IV. INTRODUCTION New Drying Technologies: Exploring New Paths of High Efficiency and Energy Saving
In addition to traditional hot air drying technology, new drying technologies such as infrared drying, ultraviolet drying and electron beam drying also provide new ideas for the optimization of gravure printing press drying systems.
Infrared Drying: Infrared drying uses infrared radiation to heat ink on the surface of a printing substrate to make it dry quickly. Infrared drying has advantages of high drying speed, low energy consumption and little effect on printing substrate.

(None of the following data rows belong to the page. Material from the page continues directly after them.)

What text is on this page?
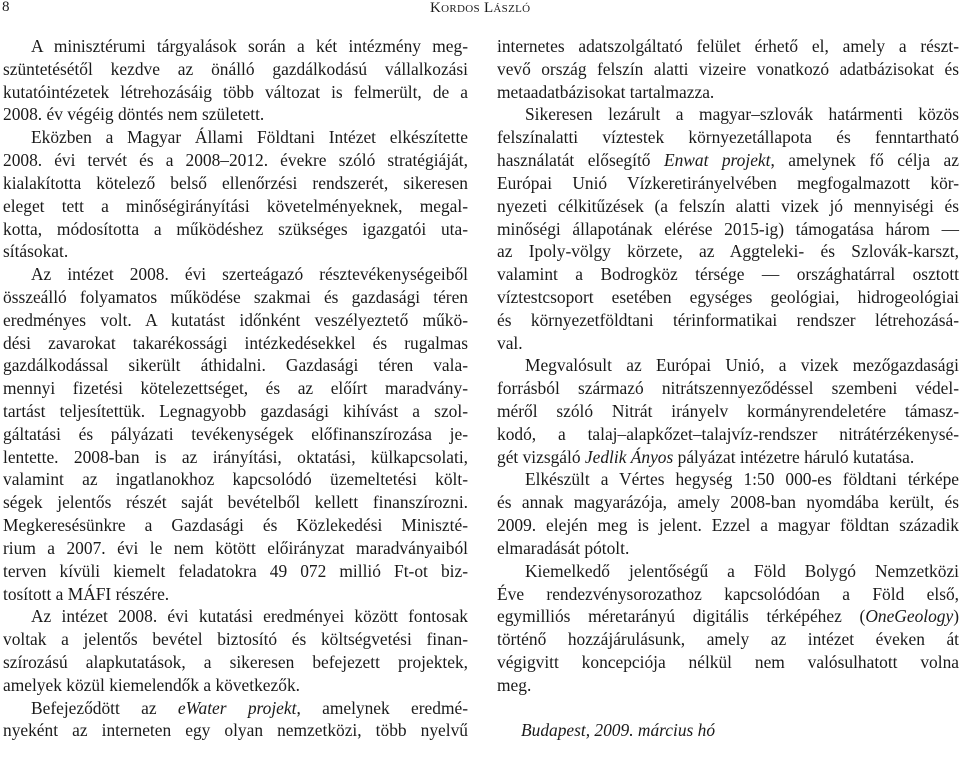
8	Kordos László
A minisztérumi tárgyalások során a két intézmény meg-
szüntetésétől kezdve az önálló gazdálkodású vállalkozási
kutatóintézetek létrehozásáig több változat is felmerült, de a
2008. év végéig döntés nem született.
Eközben a Magyar Állami Földtani Intézet elkészítette
2008. évi tervét és a 2008–2012. évekre szóló stratégiáját,
kialakította kötelező belső ellenőrzési rendszerét, sikeresen
eleget tett a minőségirányítási követelményeknek, megal-
kotta, módosította a működéshez szükséges igazgatói uta-
sításokat.
Az intézet 2008. évi szerteágazó résztevékenységeiből
összeálló folyamatos működése szakmai és gazdasági téren
eredményes volt. A kutatást időnként veszélyeztető műkö-
dési zavarokat takarékossági intézkedésekkel és rugalmas
gazdálkodással sikerült áthidalni. Gazdasági téren vala-
mennyi fizetési kötelezettséget, és az előírt maradvány-
tartást teljesítettük. Legnagyobb gazdasági kihívást a szol-
gáltatási és pályázati tevékenységek előfinanszírozása je-
lentette. 2008-ban is az irányítási, oktatási, külkapcsolati,
valamint az ingatlanokhoz kapcsolódó üzemeltetési költ-
ségek jelentős részét saját bevételből kellett finanszírozni.
Megkeresésünkre a Gazdasági és Közlekedési Miniszté-
rium a 2007. évi le nem kötött előirányzat maradványaiból
terven kívüli kiemelt feladatokra 49 072 millió Ft-ot biz-
tosított a MÁFI részére.
Az intézet 2008. évi kutatási eredményei között fontosak
voltak a jelentős bevétel biztosító és költségvetési finan-
szírozású alapkutatások, a sikeresen befejezett projektek,
amelyek közül kiemelendők a következők.
Befejeződött az eWater projekt, amelynek eredmé-
nyeként az interneten egy olyan nemzetközi, több nyelvű
internetes adatszolgáltató felület érhető el, amely a részt-
vevő ország felszín alatti vizeire vonatkozó adatbázisokat és
metaadatbázisokat tartalmazza.
Sikeresen lezárult a magyar–szlovák határmenti közös
felszínalatti víztestek környezetállapota és fenntartható
használatát elősegítő Enwat projekt, amelynek fő célja az
Európai Unió Vízkeretirányelvében megfogalmazott kör-
nyezeti célkitűzések (a felszín alatti vizek jó mennyiségi és
minőségi állapotának elérése 2015-ig) támogatása három —
az Ipoly-völgy körzete, az Aggteleki- és Szlovák-karszt,
valamint a Bodrogköz térsége — országhatárral osztott
víztestcsoport esetében egységes geológiai, hidrogeológiai
és környezetföldtani térinformatikai rendszer létrehozásá-
val.
Megvalósult az Európai Unió, a vizek mezőgazdasági
forrásból származó nitrátszennyeződéssel szembeni védel-
méről szóló Nitrát irányelv kormányrendeletére támasz-
kodó, a talaj–alapkőzet–talajvíz-rendszer nitrátérzékenysé-
gét vizsgáló Jedlik Ányos pályázat intézetre háruló kutatása.
Elkészült a Vértes hegység 1:50 000-es földtani térképe
és annak magyarázója, amely 2008-ban nyomdába került, és
2009. elején meg is jelent. Ezzel a magyar földtan századik
elmaradását pótolt.
Kiemelkedő jelentőségű a Föld Bolygó Nemzetközi
Éve rendezvénysorozathoz kapcsolódóan a Föld első,
egymilliós méretarányú digitális térképéhez (OneGeology)
történő hozzájárulásunk, amely az intézet éveken át
végigvitt koncepciója nélkül nem valósulhatott volna
meg.
Budapest, 2009. március hó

However, infrared drying itself can lead to uneven drying and is often used in combination with hot air drying to take advantage of each.
UV Curing: UV curing technology uses ultraviolet light to trigger light initiators in the coating, producing active free radicals or ionic radicals that trigger polymerization, crosslinking and grafting, transforming the coating from liquid to solid in seconds. UV curing has the advantages of fast curing, low-temperature curing, energy saving and so on, especially for high-speed gravure printing presses with high drying speed.
Electron Beam Drying: Electron beam drying uses high-energy electron beam shock coating to convert its kinetic energy into thermal energy for rapid drying. Electron beam drying has the advantages of fast drying, strong permeability and no thermal damage to the substrate. However, electronic beam drying equipment is relatively expensive and is currently mainly used in high-end printing applications. In the future, with the development of technology and the decrease of cost, electron beam drying will be widely used in gravure printing press drying systems.